L’11 agosto del 1982 tra i viali dell’ospedale Policlinico di Palermo due killer uccidono il professor Paolo Giaccone, direttore dell’Istituto di medicina legale del capoluogo siciliano e consulente del Tribunale di Palermo. Giaccone, come ogni mattina, si stava recando in ospedale per svolgere il suo lavoro. Era  un professionista capace, ma anche una persona impegnata oltre l’esercizio della sue mansioni. Nel 1963, infatti, aveva istituito presso l’Istituto di medicina legale il Centro trasfusionale Avis per rispondere alla costante esigenza di sangue negli ospedali. Lui stesso era un assiduo donatore, tanto da ricevere all’età di 53 anni la Medaglia d’oro Avis con 56 donazioni. I suoi amici lo ricordano come un uomo dalle grandi qualità professionali e umane. 
Perché  Cosa nostra decise di ucciderlo? Cosa aveva fatto il dottor Giaccone? O meglio, cosa non aveva fatto? 
Giaccone non si piegò  alla volontà dei boss. Non accettò di manomettere una perizia dattiloscopica su un’impronta digitale rinvenuta a seguito di una sparatoria scoppiata a Bagheria, nella quale rimasero uccise quattro persone. L’impronta era una delle poche, se non l’unica, traccia lasciata da uno dei killer e utile a risalire alla sua identità. Per questo nei giorni successivi all’affidamento dell’incarico da parte del Tribunale, Giaccone ricevette pressioni e minacce, nonché la telefonata di uno dei legali degli imputati.

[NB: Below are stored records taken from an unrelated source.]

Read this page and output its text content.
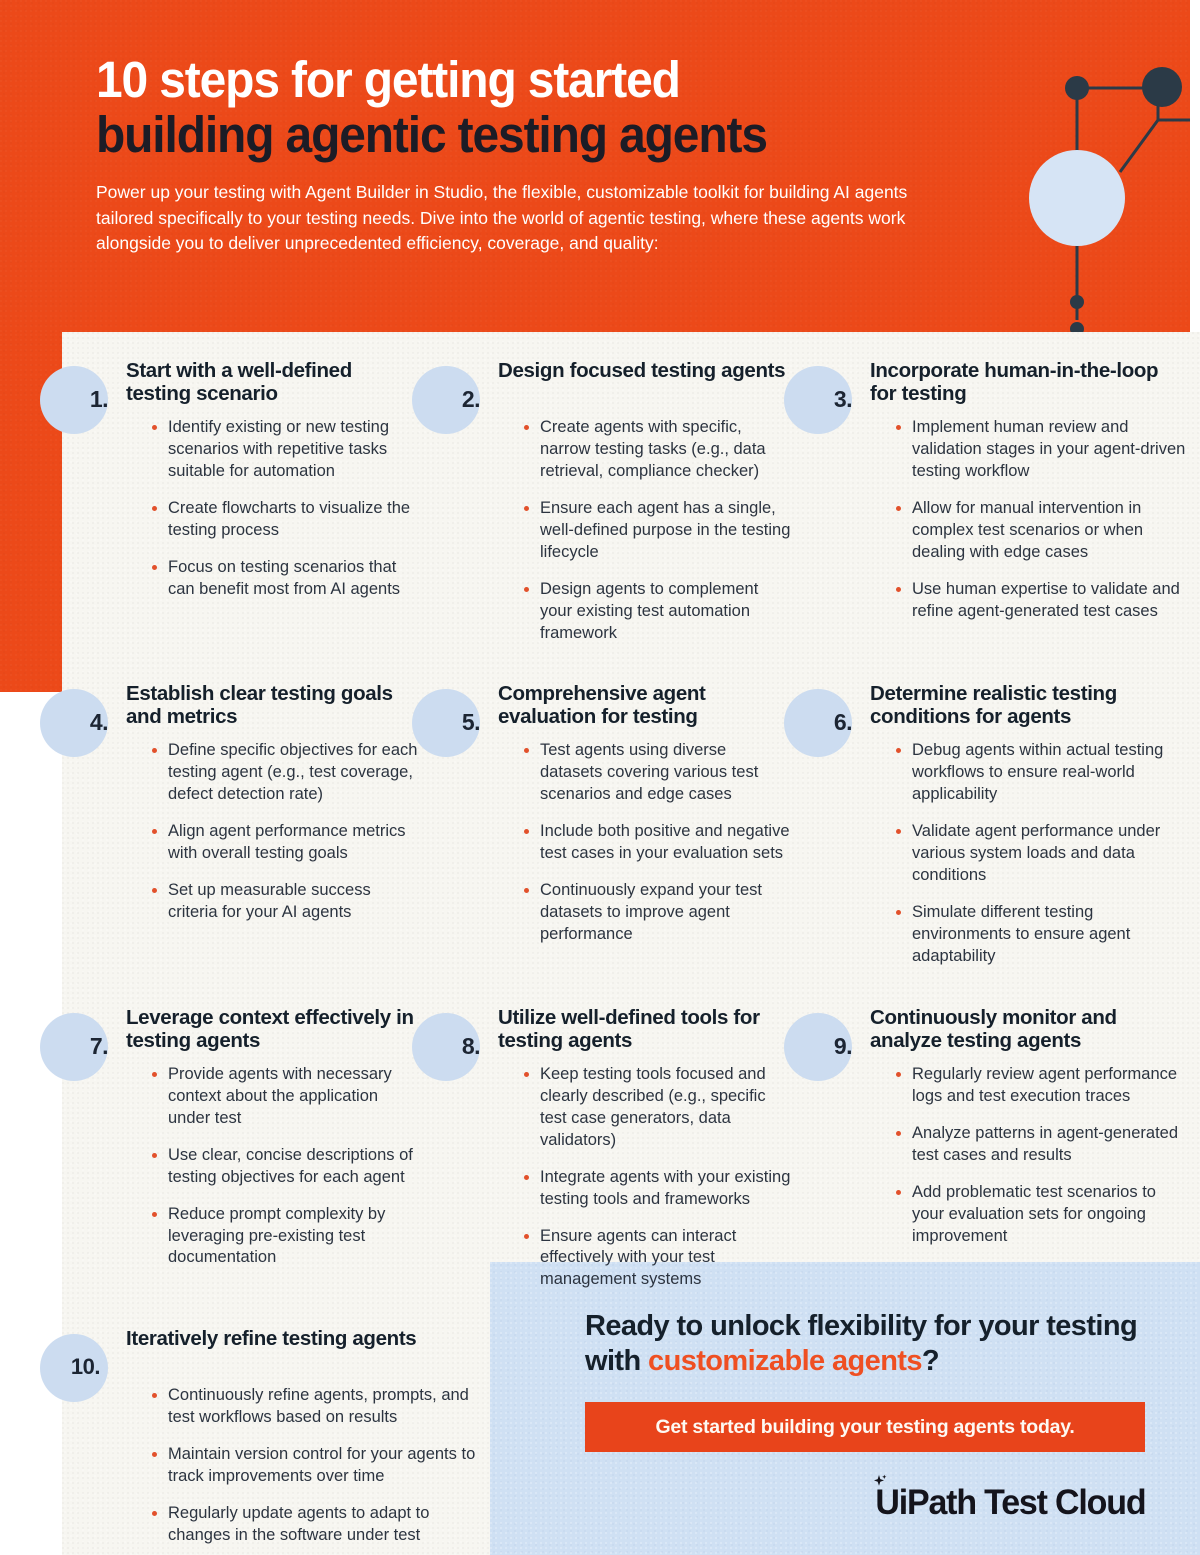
10 steps for getting started
building agentic testing agents
Power up your testing with Agent Builder in Studio, the flexible, customizable toolkit for building AI agents tailored specifically to your testing needs. Dive into the world of agentic testing, where these agents work alongside you to deliver unprecedented efficiency, coverage, and quality:
1.
Start with a well-defined testing scenario
Identify existing or new testing scenarios with repetitive tasks suitable for automation
Create flowcharts to visualize the testing process
Focus on testing scenarios that can benefit most from AI agents
2.
Design focused testing agents
Create agents with specific, narrow testing tasks (e.g., data retrieval, compliance checker)
Ensure each agent has a single, well-defined purpose in the testing lifecycle
Design agents to complement your existing test automation framework
3.
Incorporate human-in-the-loop for testing
Implement human review and validation stages in your agent-driven testing workflow
Allow for manual intervention in complex test scenarios or when dealing with edge cases
Use human expertise to validate and refine agent-generated test cases
4.
Establish clear testing goals and metrics
Define specific objectives for each testing agent (e.g., test coverage, defect detection rate)
Align agent performance metrics with overall testing goals
Set up measurable success criteria for your AI agents
5.
Comprehensive agent evaluation for testing
Test agents using diverse datasets covering various test scenarios and edge cases
Include both positive and negative test cases in your evaluation sets
Continuously expand your test datasets to improve agent performance
6.
Determine realistic testing conditions for agents
Debug agents within actual testing workflows to ensure real-world applicability
Validate agent performance under various system loads and data conditions
Simulate different testing environments to ensure agent adaptability
7.
Leverage context effectively in testing agents
Provide agents with necessary context about the application under test
Use clear, concise descriptions of testing objectives for each agent
Reduce prompt complexity by leveraging pre-existing test documentation
8.
Utilize well-defined tools for testing agents
Keep testing tools focused and clearly described (e.g., specific test case generators, data validators)
Integrate agents with your existing testing tools and frameworks
Ensure agents can interact effectively with your test management systems
9.
Continuously monitor and analyze testing agents
Regularly review agent performance logs and test execution traces
Analyze patterns in agent-generated test cases and results
Add problematic test scenarios to your evaluation sets for ongoing improvement
10.
Iteratively refine testing agents
Continuously refine agents, prompts, and test workflows based on results
Maintain version control for your agents to track improvements over time
Regularly update agents to adapt to changes in the software under test
Ready to unlock flexibility for your testing with customizable agents?
Get started building your testing agents today.
UiPath Test Cloud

Il professor Giaccone avrebbe potuto girare la testa dall’altro lato. Nessuno se ne sarebbe accorto e probabilmente avrebbe pure ricevuto qualche bel regalo da parte dei boss in segno di riconoscenza. D’altronde, il sistema sanitario e il contesto sociale siciliano erano fortemente influenzati da omertà e collusioni, per cui cedere ai ricatti di Cosa nostra e scendere a compromessi con la propria coscienza sarebbe stato abbastanza naturale. Ma Giaccone era un uomo onesto, integerrimo, con una grande senso del dovere e della legalità. Decise, quindi, di ignorare quelle richieste e andare avanti senza dubbi ed esitazioni, pur consapevole che quella scelta avrebbe messo in pericolo la sua vita. 

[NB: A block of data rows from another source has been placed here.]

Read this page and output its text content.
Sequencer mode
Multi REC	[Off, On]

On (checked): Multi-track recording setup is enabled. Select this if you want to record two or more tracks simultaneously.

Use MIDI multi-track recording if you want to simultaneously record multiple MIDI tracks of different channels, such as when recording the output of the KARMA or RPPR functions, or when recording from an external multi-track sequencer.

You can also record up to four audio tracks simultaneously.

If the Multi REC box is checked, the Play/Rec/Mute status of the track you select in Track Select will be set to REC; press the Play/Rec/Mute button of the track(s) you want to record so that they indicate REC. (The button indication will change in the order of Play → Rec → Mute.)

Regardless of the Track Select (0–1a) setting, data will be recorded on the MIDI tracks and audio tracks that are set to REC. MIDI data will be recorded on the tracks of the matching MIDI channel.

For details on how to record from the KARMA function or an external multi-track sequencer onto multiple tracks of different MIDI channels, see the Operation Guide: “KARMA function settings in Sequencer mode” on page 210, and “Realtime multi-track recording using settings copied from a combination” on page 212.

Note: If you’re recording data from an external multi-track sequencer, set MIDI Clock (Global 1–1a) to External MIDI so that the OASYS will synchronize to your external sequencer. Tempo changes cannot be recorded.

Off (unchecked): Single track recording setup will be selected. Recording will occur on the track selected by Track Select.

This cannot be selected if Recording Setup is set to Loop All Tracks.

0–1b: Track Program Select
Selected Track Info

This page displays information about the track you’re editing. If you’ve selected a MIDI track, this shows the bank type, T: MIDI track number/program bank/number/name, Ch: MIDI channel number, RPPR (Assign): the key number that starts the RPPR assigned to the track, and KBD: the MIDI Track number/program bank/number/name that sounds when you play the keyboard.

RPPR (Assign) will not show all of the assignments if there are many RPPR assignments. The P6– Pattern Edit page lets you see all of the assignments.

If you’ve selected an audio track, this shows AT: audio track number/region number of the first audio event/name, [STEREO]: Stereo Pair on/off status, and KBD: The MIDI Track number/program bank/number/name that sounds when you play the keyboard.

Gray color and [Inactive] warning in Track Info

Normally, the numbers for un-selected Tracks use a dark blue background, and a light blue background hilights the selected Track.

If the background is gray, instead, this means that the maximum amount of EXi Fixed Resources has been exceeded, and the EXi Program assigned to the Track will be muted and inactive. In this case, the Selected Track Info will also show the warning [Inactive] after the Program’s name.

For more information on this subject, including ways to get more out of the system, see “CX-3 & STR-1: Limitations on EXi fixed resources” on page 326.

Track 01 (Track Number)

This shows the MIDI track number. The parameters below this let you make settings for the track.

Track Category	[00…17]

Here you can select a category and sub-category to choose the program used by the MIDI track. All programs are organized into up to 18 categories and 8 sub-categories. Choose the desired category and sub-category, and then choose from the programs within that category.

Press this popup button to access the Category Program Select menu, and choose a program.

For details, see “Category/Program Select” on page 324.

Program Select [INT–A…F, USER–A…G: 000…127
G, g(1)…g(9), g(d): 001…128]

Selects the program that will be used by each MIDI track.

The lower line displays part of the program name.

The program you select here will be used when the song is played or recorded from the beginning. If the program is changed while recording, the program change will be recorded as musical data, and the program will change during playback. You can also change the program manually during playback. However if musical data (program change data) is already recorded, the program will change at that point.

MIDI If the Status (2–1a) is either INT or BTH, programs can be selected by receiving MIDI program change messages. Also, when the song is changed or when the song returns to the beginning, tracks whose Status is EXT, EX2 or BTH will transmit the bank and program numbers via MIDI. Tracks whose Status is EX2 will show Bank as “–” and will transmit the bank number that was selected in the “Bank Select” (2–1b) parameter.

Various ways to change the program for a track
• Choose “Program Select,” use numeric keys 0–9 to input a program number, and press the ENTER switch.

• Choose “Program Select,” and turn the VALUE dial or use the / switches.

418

Oggi i suoi assassini sono stati assicurati alla giustizia, l’ospedale Policlinico porta il suo nome, qualcuno nel giorno del suo assassinio lo ricorda. Da allora sono passati 29 anni, ma in pochi hanno fatto memoria del suo sacrificio, nonostante l’elevato valore civile della testimonianza lasciataci da Giaccone. Non basta, infatti, l’intitolazione di un ospedale o la commemorazione di qualche politico o di qualche realtà associativa. La sua eredità di medico e di cittadino esige una presa in carico della sua eredità da tradurre in un impegno costante e quotidiano in favore della legalità e del bene comune. 

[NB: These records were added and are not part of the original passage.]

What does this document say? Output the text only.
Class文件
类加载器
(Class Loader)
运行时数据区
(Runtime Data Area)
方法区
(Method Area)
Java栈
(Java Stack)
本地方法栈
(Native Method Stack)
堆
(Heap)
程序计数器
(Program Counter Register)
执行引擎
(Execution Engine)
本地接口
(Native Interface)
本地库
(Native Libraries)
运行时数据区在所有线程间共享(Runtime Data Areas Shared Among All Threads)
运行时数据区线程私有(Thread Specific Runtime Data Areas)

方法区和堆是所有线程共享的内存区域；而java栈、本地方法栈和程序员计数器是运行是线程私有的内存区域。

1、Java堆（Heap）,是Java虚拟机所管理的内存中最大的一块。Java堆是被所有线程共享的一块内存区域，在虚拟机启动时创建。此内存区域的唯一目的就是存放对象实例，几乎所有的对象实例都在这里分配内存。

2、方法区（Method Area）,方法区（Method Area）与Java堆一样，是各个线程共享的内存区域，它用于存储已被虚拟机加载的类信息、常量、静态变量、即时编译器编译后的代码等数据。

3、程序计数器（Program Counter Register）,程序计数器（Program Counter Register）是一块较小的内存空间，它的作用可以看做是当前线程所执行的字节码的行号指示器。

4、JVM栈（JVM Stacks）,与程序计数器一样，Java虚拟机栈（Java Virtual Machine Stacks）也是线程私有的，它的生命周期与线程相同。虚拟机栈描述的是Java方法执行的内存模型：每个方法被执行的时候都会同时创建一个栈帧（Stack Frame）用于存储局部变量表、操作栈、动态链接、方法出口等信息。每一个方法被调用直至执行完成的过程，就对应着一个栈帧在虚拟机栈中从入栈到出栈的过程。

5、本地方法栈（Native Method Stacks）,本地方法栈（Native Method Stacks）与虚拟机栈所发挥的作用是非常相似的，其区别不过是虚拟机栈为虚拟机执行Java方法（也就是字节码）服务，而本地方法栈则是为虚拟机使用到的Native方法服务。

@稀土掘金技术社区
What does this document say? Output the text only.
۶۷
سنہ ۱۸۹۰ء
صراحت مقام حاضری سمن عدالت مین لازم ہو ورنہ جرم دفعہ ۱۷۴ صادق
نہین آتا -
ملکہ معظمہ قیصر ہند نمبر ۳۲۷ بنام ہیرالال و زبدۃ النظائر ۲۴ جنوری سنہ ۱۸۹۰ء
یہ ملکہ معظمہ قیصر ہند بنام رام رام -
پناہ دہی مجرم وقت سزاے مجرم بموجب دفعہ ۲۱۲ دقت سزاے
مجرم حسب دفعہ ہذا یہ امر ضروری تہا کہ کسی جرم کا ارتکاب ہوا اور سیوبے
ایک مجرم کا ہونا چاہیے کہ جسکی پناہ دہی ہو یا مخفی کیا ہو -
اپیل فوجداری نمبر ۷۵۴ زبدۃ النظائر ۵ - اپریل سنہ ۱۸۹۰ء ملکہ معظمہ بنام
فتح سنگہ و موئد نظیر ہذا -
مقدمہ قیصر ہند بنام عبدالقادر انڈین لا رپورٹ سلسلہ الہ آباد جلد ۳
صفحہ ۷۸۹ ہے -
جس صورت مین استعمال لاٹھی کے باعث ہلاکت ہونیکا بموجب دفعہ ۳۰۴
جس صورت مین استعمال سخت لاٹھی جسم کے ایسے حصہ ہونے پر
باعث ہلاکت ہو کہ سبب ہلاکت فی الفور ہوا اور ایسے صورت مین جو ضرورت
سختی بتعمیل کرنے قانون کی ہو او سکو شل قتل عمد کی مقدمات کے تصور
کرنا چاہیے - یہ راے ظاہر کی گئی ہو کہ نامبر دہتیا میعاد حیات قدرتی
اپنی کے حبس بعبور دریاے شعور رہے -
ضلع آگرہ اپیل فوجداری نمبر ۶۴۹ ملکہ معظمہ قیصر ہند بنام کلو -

A lui è dedicato anche il percorso intrapreso a Palermo dai “Professionisti liberi” che  insieme a LiberoFuturo e Addiopizzo, hanno stilato un Manifesto che, “oltre a riprendere quanto già regolato dalle norme e dai codici deontologici – scrivono i professionisti palermitani –  possa essere osservato nell’ambito più specifico della lotta al racket del pizzo ed al sistema mafioso”.
Quella scelta di fare il proprio dovere cammina oggi sulle gambe di molti altri cittadini e professionisti che non rinunciano alla libertà e all’etica del proprio lavoro.